My wife Kathy and I have become hooked on the new Dr. Who series, especially since David Tennant took over the role. One day, Kathy surprised me with a David Tennant-version Dr. Who action figure. I had seen the smaller, molded plastic versions on eBay, but this is a 12" figure with cloth clothing. The accessories are pretty skimpy with just the sonic screwdriver, but the tight-fitting suit is spot on. I'm in the process of designing a 1/6th scale TARDIS to go with the figure, but I have to find some time to use my brother's workshop to put it together.

Finally, I was sad to see that my local hobby shop closed this summer. When I was single and living in Dundalk, one of the few advantages of living in my neighborhood was being able to walk to this nifty hobby shop to pick up models and model-building supplies whenever I needed them. Just before I got married, I moved to a house in Towson and was relieved to discover a similar hobby shop within walking distance. If I happened to be working on a model or action figure and discovered I needed glue or a particular color of paint, I could just wander down to the hobby shop and pick it up. Well, the owners decided to retire and I will now have to get in the car and expel carbon gases into the atmosphere to get to my nearest hobby store. Before the store closed, I went in to see what they had on sale. Sadly, all the model kits I was interested in had already been sold, so I settled for a kit of the U.S.A.F. Bell X-1 Rocket. I'm not really interested in building it as a complete model, but I thought I would use it for parts on some other custom project (whatever that may be).

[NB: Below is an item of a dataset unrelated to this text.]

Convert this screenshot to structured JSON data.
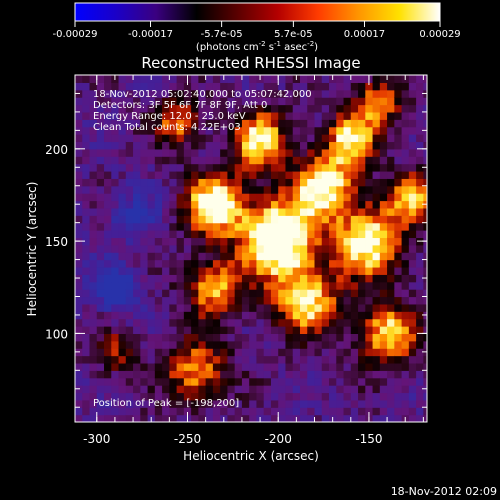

As I bought the kit, I had hoped to find some pithy thing to say to the owners on my final visit to the store. The woman at the register thanked me for my years of patronage, and I thanked them as well and left. No big speech or teary farewell. I wish I wasn't so afraid of expressing my feelings in such moments. I always let them slip away and regret it later. I will miss that little shop, though.

Well, that was my summer. I hope to get more into the swing of things in the coming months and post more frequently. The crisp Fall weather always gives me a jolt of adrenalin, so I'm eager to make use of it.